An open API service indexing awesome lists of open source software.

https://github.com/exbotanical/surveil

A fault-tolerant task-runner for continuous integration
https://github.com/exbotanical/surveil

automated-testing continuous-integration fault-tolerance socket-io task-runner

Last synced: 2 months ago
JSON representation

A fault-tolerant task-runner for continuous integration

Awesome Lists containing this project

README

          

# Surveil: A multi-threaded, fault-tolerant task-runner for continuous integration

## Usage

Launch the observatory: `python3 -m surveil --dispatch=hostname:port /abs/path/to/git/repo`

On another machine (or in another shell), launch the dispatch service: `python3 -m surveil dispatcher --host=hostname --port=portnum`

Finally, initialize the Threading service: `python3 -m surveil runner --host=hostname --port=portnum --dispatch=hostname:port /abs/path/to/git/repo`

## Architecture

Surveil observes a target git repository for commit SHA changes. When the main branch's HEAD changes, a message is broadcast to all deployments (task-runners), which then execute a series of pre-defined tasks. The runners then report the results of these tasks back to the dispatcher.

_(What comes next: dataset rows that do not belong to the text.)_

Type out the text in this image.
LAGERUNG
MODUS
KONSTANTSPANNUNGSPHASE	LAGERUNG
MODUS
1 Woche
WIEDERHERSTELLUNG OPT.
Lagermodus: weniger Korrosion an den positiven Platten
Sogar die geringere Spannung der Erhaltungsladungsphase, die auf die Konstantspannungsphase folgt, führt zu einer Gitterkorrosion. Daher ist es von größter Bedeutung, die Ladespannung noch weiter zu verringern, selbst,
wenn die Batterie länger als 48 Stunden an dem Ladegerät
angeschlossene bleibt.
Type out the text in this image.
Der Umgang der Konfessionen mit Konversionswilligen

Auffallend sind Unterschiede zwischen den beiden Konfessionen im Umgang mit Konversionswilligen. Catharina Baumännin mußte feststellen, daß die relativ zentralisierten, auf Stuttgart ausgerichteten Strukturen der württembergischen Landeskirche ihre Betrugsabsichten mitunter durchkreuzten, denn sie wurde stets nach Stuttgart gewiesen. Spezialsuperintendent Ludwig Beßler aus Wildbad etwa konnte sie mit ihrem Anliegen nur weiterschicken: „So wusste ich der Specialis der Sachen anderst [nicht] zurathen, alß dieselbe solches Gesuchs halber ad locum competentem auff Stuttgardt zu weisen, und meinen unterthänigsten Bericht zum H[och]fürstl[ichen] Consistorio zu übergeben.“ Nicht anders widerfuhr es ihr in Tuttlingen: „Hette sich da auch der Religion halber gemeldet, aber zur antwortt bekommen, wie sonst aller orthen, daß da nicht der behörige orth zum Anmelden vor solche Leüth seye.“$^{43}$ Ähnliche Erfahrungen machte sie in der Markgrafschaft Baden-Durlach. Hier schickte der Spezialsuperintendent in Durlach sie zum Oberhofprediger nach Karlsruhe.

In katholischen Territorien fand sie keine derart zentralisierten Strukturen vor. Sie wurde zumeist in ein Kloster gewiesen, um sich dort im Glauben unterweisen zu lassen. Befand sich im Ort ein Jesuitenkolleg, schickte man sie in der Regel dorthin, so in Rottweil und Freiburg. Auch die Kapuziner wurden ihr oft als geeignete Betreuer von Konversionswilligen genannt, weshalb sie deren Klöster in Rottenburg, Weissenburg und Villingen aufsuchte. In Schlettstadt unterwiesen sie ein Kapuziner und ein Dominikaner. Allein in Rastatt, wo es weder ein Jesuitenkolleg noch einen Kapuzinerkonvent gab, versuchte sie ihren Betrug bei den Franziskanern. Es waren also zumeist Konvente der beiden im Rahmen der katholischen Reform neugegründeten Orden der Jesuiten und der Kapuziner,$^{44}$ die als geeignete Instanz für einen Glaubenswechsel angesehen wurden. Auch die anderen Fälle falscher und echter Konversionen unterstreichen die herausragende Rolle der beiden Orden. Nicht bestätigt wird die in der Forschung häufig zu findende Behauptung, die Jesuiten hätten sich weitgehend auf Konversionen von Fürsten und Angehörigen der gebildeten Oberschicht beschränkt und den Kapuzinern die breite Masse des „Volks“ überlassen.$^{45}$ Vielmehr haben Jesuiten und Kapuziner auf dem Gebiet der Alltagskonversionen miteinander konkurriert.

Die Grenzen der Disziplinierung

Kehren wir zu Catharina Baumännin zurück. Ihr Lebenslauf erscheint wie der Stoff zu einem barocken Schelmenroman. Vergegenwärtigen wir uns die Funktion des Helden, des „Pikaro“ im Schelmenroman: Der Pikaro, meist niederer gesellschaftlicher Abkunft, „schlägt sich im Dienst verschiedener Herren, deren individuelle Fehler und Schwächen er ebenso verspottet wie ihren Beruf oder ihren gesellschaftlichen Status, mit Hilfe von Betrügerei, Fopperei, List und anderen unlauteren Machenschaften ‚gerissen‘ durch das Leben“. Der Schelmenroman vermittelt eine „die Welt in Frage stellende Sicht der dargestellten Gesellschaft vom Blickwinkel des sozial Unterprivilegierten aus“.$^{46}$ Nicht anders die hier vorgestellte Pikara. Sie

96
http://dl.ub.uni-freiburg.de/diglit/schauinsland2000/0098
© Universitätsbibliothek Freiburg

![Architecture Control Flow](https://github.com/MatthewZito/surveil/blob/master/docs/surveil.png)

### Observer

The observer component polls the target repository, notifying a dispatch service of new commit SHAs.

### Dispatch Srv

The dispatch service delegates tasks. It listens for requests for task-runners from the observer. This service is also responsible for monitoring the health of all threads - if a task-runner process dies, or prematurely exits, the remaining task pool is redistributed to the available threads. If no threads are available, the dispatch service will spawn them.

### Task-runners & Jobs

The redistribution and task-runner monitor each run on their own dedicated threads, for which the dispatcher provides failover redundancy.

The task-runner monitor pings each registered task runner to ensure liveness. If a runner has become unresponsive - and what constitutes as 'responsive' here is a configurable timeout period - the runner is removed from the pool and its task ID is reassigned to the next available thread.

The redistributor thread polls the tasks pool for new commit SHAs and assigns new work as needed.

## Threaded Socket Server

Python's SocketServer TCPServer out-of-the-box can only handle a single request at any given time. If the dispatch service needs to talk to more than one task-runner, for example, using this default would mean synchronous, blocking I/O.

In its stead, Surveil uses a modified socket server that handles threading; a new process is spawned for each inbound connection.